大手テクノロジー企業へのもう1つの逆風は、独占禁止法の施行です。EUは有力なテクノロジー企業の市場支配力を制限するための規制・司法措置を継続するでしょう。そして米国では、Googleがインターネット検索市場を不法に独占しているとした司法省による最近の提訴が、独占禁止法施行の新たな波の始まりになるかもしれません。
ビジネスへの影響
戦略的テクノロジー分野における成長・投資機会は制約を受ける可能性があります。半導体、AI、5G、量子コンピューティングなどのハイテク領域では、国内企業の振興・保護を目的とした政策により、外国企業は主要市場で不利な立場におかれるでしょう。これは、国際的なM&A提案の却下や国内企業への優先的資金供給というかたちで現れ、外国企業は特定のテクノロジーを入手できなくなるかもしれません。

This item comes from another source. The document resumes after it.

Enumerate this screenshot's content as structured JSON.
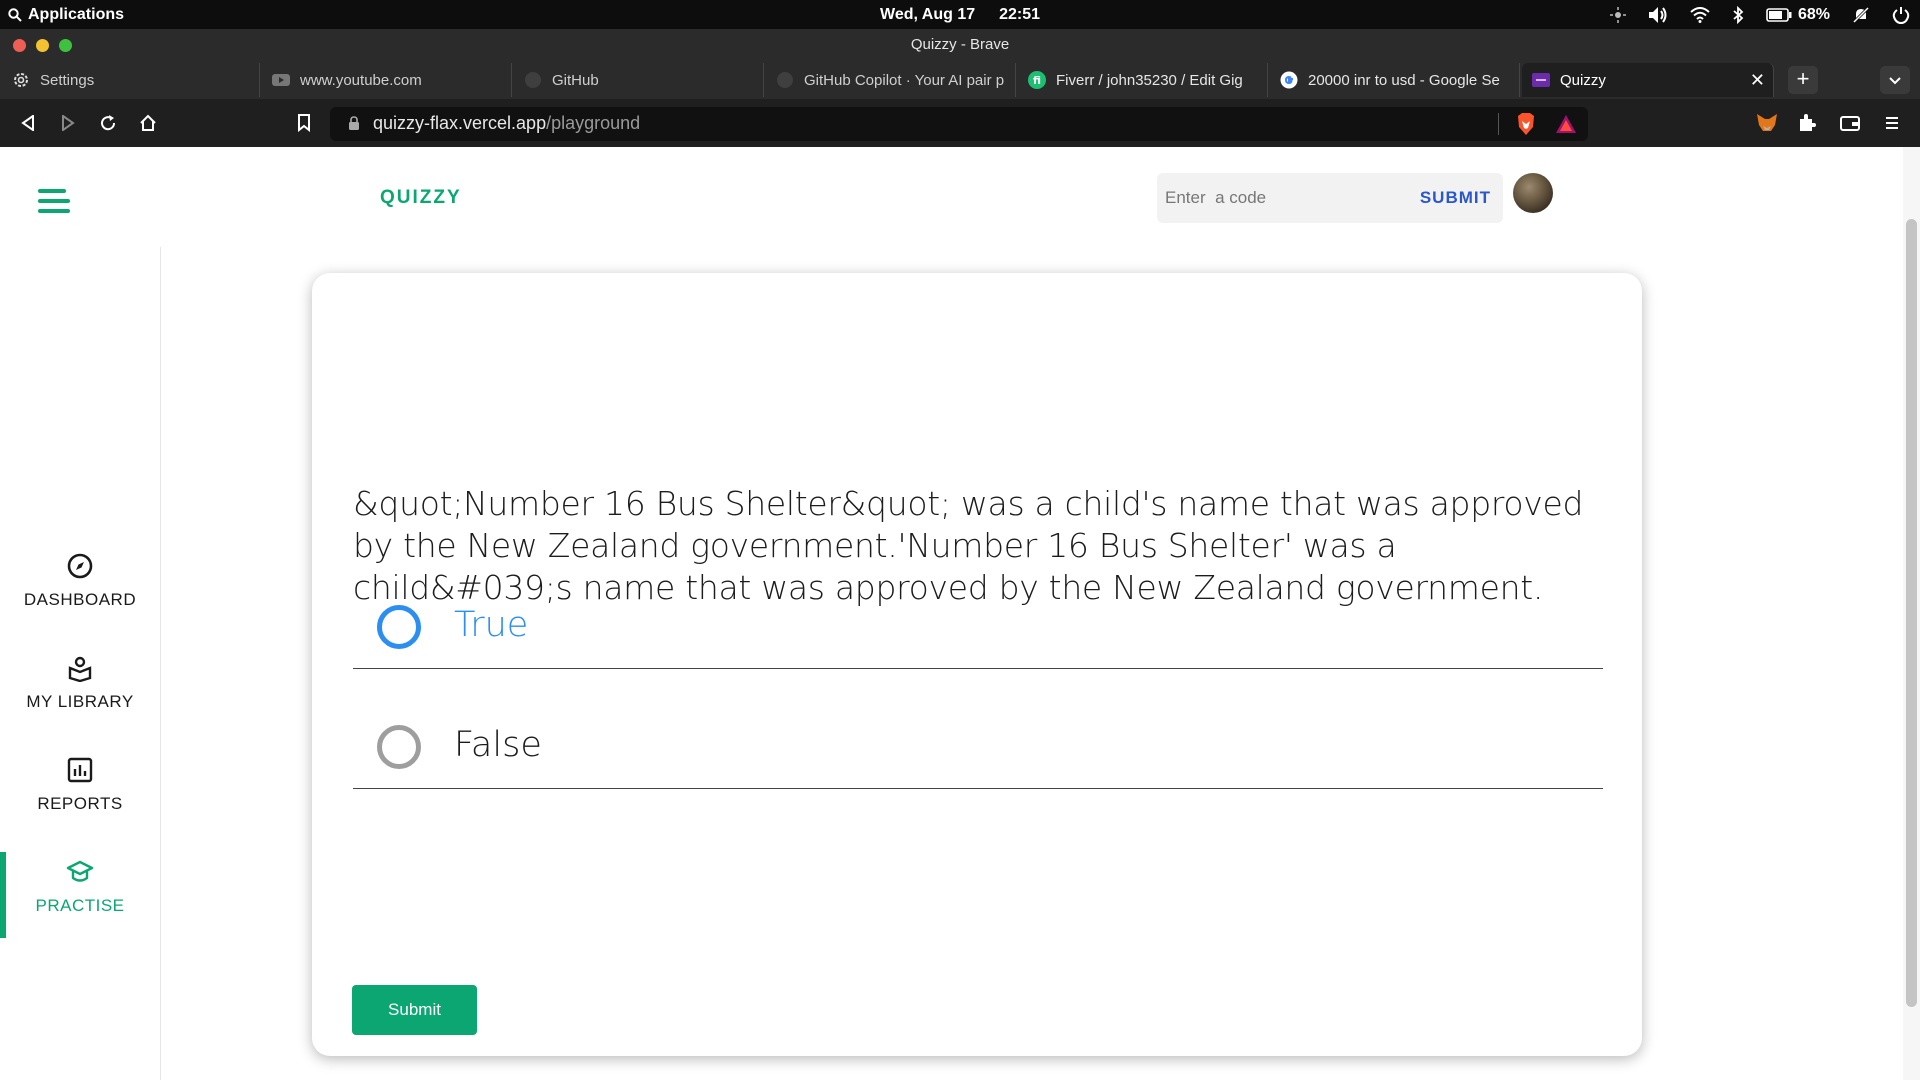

新しい規制によりデータ管理が複雑化するでしょう。政府がデジタルテクノロジーとそこで生成されるデータへの関心を高めたため、新たなデータ管理コストが生じると見込まれます。国内市場と戦略的に競合するとみなされる国外市場で事業運営している企業には、特にこれが当てはまります。さまざまな市場でデータローカライゼーションとデータプライバシーに関するルールが急増したことを受け、国境を越えるデータ移動やデータ共有がさらに困難になるでしょう。これらの規制による影響を最も受けるのは、おそらく、データ(特に個人情報や消費者情報)が広く使用される分野の多国籍企業です。その例には、金融サービス、電子商取引、デジタルサービスのプロバイダと、産業機器メーカーなどがあります。自国政府によって政治的に注意を要すると見なされる地域で操業する採取産業もまた、データローカライゼーション要件による影響をさらに受けるでしょう。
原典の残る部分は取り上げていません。